Dikatakannya, perusahaannya juga sudah merambah ritel modern dan melakukan kerja sama dengan daerah lain seperti Bali dan DKI Jakarta namun dalam jumlah terbatas agar pasar lokal Sumbawa tetap terpenuhi.
Sebelumnya, Rice Mill Unit (RMU) perusahaan ini memproduksi beras tiga sampai empat ton perhari. Sejak 2020, investasi RMU modernnya mampu meningkatkan kapasitas produksinya hingga 5 ton per jam untuk beras super dan premium.
Saat ini, pola kemitraan di wilayah NTB (Sumbawa, KSB,Lombok) sudah mencapai angka 150 gerai lebih dan penjualan online menggunakan aplikasi pemesanan Beras 169 yang bisa diunduh di Playstore.

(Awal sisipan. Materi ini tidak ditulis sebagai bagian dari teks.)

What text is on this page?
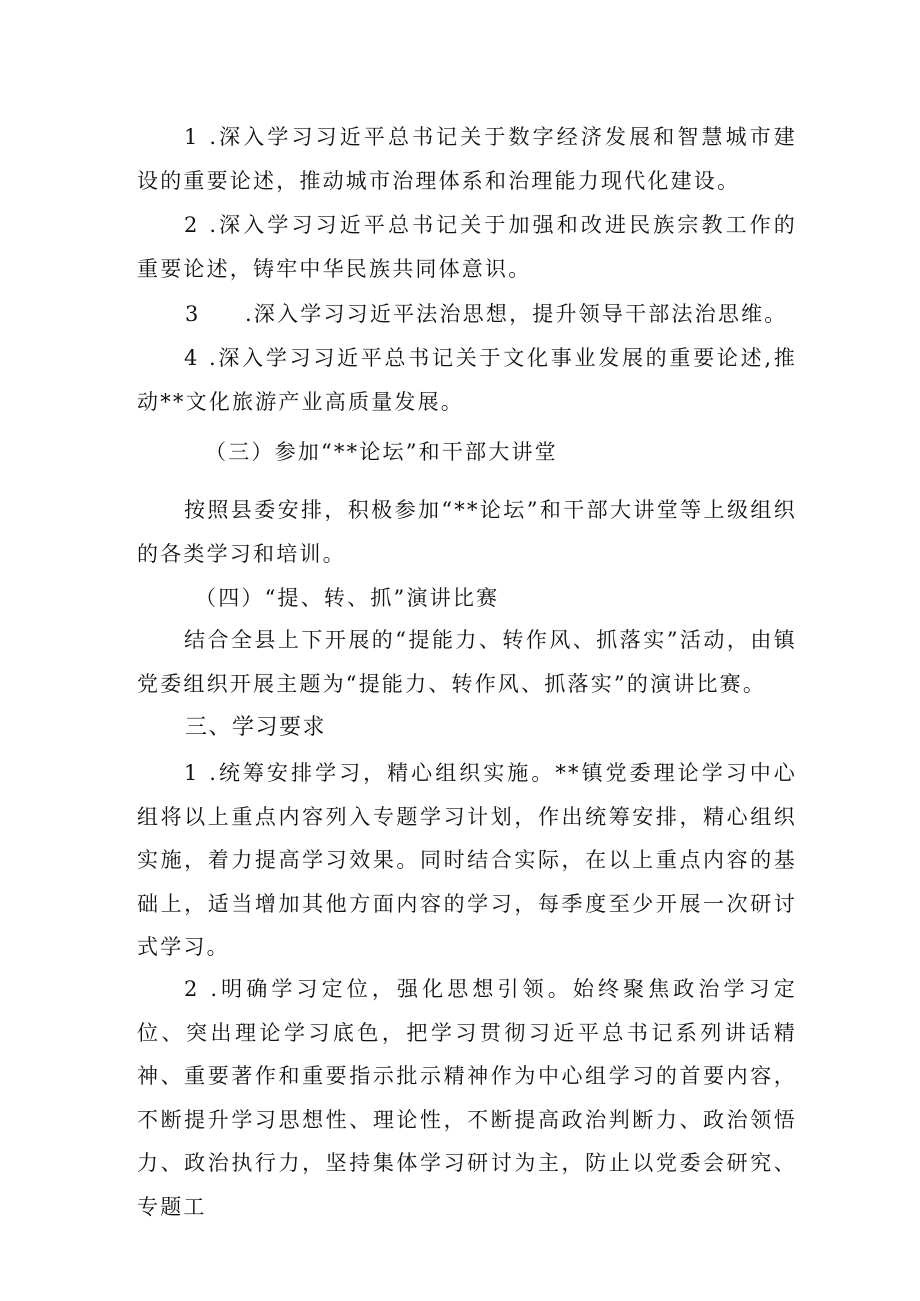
1 .深入学习习近平总书记关于数字经济发展和智慧城市建设的重要论述，推动城市治理体系和治理能力现代化建设。

2 .深入学习习近平总书记关于加强和改进民族宗教工作的重要论述，铸牢中华民族共同体意识。

3 .深入学习习近平法治思想，提升领导干部法治思维。

4 .深入学习习近平总书记关于文化事业发展的重要论述,推动**文化旅游产业高质量发展。

（三）参加“**论坛”和干部大讲堂

按照县委安排，积极参加“**论坛”和干部大讲堂等上级组织的各类学习和培训。

（四）“提、转、抓”演讲比赛

结合全县上下开展的“提能力、转作风、抓落实”活动，由镇党委组织开展主题为“提能力、转作风、抓落实”的演讲比赛。

三、学习要求

1 .统筹安排学习，精心组织实施。**镇党委理论学习中心组将以上重点内容列入专题学习计划，作出统筹安排，精心组织实施，着力提高学习效果。同时结合实际，在以上重点内容的基础上，适当增加其他方面内容的学习，每季度至少开展一次研讨式学习。

2 .明确学习定位，强化思想引领。始终聚焦政治学习定位、突出理论学习底色，把学习贯彻习近平总书记系列讲话精神、重要著作和重要指示批示精神作为中心组学习的首要内容，不断提升学习思想性、理论性，不断提高政治判断力、政治领悟力、政治执行力，坚持集体学习研讨为主，防止以党委会研究、专题工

UD Fajar Samudra beroperasi sejak 1998 berlokasi di jalan Bypass Sering KM 6,8, Desa Jorok, Kecamatan Unter Iwes, Sumbawa memproduksi dua varian beras premium kemasan 2,5 dan 5 kilogram.
"Untuk retail modern sedang berproses lagi karena dua tahun ini, distribusi belum bisa terealisasi," ucapnya.